I’m taken aback by its brilliance,
gasping for desperate balance & the joy of melancholy gratitude.
discs jump plainly from area to area,
displaying their restless endeavor towards the perfect gust of wind.
they would ride it like surfers,
matching each unreal crest & crash
w/ a timid recollection
& a simmering lust.
these fires crawl down in holes.
my dead batteries suppose an arrival of unintended consequence.
I am whiplashed by the tireless gorgeousness of these raging neon dreams.
I spasm in luxury while a coherent miracle plots my tremendous orientation.
I sing the magic words as a bluegrass song,
blessing myself & my sad language as the melody evaporates into a migration of locusts,
scouring the valley.
UNTITLED
brown vines can grow on silver fences
& make them brown fences.
the sun tries to char them w/ the heat,
but a mealy, white cell set achieves its rowdy tell-all
& unzips a line in america’s horseshoe.
my butane conspiracy halts
dead in the face of an almighty terror.
we growl at each other
thru the sprays of sand & snow.
pumpernickel favorites drive their chariots up & down the speedway
while the monster trucks are playing tag in the jungle.

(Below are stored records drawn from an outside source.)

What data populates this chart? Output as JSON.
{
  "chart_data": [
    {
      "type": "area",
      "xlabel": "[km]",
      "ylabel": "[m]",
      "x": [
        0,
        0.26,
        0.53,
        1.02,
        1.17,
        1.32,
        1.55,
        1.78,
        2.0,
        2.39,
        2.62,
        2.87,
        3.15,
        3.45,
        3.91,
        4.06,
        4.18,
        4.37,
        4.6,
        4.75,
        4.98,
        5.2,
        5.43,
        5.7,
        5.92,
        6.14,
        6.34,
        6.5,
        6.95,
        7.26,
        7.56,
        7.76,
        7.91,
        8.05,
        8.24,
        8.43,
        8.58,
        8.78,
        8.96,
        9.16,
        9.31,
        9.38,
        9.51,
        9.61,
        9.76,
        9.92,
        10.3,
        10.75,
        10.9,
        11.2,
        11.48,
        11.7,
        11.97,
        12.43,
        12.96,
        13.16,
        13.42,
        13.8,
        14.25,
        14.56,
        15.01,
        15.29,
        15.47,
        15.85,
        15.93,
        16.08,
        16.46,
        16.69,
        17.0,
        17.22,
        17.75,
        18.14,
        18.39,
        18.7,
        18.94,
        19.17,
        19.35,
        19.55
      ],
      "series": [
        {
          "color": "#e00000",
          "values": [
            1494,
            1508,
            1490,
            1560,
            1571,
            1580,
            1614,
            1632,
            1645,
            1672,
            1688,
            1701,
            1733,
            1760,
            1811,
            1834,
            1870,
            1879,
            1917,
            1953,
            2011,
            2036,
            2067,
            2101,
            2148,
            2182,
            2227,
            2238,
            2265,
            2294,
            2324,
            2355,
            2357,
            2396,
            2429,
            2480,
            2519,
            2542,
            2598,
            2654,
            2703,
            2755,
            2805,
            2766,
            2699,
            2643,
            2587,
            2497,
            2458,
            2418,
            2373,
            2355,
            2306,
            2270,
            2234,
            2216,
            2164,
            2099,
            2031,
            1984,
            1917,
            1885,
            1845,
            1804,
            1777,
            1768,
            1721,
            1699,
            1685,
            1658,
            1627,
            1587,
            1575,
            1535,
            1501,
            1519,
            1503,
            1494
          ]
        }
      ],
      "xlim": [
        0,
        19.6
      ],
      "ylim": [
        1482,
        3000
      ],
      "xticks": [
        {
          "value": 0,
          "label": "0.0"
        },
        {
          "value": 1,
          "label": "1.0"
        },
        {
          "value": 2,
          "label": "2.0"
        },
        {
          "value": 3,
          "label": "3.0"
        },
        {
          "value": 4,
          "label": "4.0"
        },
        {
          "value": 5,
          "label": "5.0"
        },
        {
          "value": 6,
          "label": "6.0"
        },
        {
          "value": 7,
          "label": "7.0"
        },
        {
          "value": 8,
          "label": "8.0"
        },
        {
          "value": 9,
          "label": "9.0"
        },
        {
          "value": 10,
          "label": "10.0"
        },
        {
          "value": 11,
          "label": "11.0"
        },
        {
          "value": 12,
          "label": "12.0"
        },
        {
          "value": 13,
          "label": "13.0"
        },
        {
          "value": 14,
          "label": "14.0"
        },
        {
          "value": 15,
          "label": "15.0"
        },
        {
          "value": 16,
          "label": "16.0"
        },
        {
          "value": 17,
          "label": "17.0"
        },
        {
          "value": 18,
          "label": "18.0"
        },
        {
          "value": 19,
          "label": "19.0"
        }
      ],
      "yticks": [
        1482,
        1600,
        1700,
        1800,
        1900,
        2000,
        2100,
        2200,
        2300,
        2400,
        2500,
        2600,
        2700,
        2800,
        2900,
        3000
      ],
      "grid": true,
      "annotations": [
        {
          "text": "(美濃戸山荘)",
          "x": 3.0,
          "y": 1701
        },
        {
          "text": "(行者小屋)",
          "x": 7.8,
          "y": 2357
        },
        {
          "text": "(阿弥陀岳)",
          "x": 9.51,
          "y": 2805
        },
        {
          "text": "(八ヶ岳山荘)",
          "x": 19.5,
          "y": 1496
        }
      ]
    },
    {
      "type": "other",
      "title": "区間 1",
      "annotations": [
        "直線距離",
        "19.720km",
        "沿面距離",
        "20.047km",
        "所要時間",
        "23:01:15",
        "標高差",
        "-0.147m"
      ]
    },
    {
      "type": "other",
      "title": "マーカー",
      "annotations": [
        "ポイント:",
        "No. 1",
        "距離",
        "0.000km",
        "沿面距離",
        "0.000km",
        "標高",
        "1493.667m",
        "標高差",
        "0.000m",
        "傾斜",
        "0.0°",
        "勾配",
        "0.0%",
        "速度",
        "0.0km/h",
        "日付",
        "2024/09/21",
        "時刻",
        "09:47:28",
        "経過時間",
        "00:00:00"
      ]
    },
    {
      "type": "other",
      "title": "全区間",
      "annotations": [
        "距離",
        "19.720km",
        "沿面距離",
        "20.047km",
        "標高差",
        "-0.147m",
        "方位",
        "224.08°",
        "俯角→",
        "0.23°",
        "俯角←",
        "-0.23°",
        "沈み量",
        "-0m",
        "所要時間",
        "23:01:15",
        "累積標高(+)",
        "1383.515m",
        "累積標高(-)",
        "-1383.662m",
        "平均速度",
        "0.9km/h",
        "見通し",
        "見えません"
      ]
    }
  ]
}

after all, I’m just a greasy mop,
ink-stained & worn to threads.
it serves me right that someone dipped my head
into chlorine & bleach, & singed my brains electric.
PLEASE DON’T BARKING
please don’t barking,
now my yip sun is startled untimely,
my warm river dangerously.
it’s not helpful by easing.
what a loud permutation
takes easy like starlight,
an incensed, dirty rite of time.
some ancient terrible song
makes noisy in its sideways.
rapt & juggling,
we take turns in our ethers,
the backs of feeble I’m.
UNTITLED
“there’s no reason around it!”
some ineffable radio
calls to blooming sunbathers
from a destiny tombstone.
SQUEAL MY SODA
crop my crater
bomb my belly
feed my funhouse
mirror my migraine
medicate my mantra
chant my chamber
lock my lookout
spy my secret
tell my tumor
grow my grunts
squeal my soda
drink my destiny
future my formula
mix my melancholy
ruin my rodeo
lasso my longevity
cut short my cattails
sprout my sideburns
trim my trailhead
chime my chastity
purify my punctuation
dot my disclaimer
confess my contusions
bruise my barriers
block my blame
accuse my accomplice
join my jury
convict my conscience
think my therapy
listen to my liberties
release my roses
bloom my butterflies
pollinate my periphery
isolate my interior
excavate my embryo
fertilize my fabulous
makeover my masquerade
identify my industry
mass-produce my muffler
drive my delirium
soothe my sympathy
& bandage my bottle-rockets,
ignite my interiority
& leave my living alone in there.
UNTITLED
this adapter needs a puddle
like vomit or something
where it can decline in.
small jack-bandits insist
on a fistful of breadcrumbs
& impeccable heather.
your don’ts,
your gonnas,
existing just in a spoonful or rope coil.
ten dangerous degrees to the separation,
a train slides by on ice.
I’m a dismembered radio,
silently counting timetables in the rain.
alert! to its white stone pebbles,
indications of wealthy allegiance & grim fortune.
I’m indebted to a factor, its benign strangeness.
I’m rising in me like a grain elevator,
shielded from the berry jets.
let’s pull my shoestring gut like it’s a pink maroon,
smiling sideways like a ranging flock of oysters.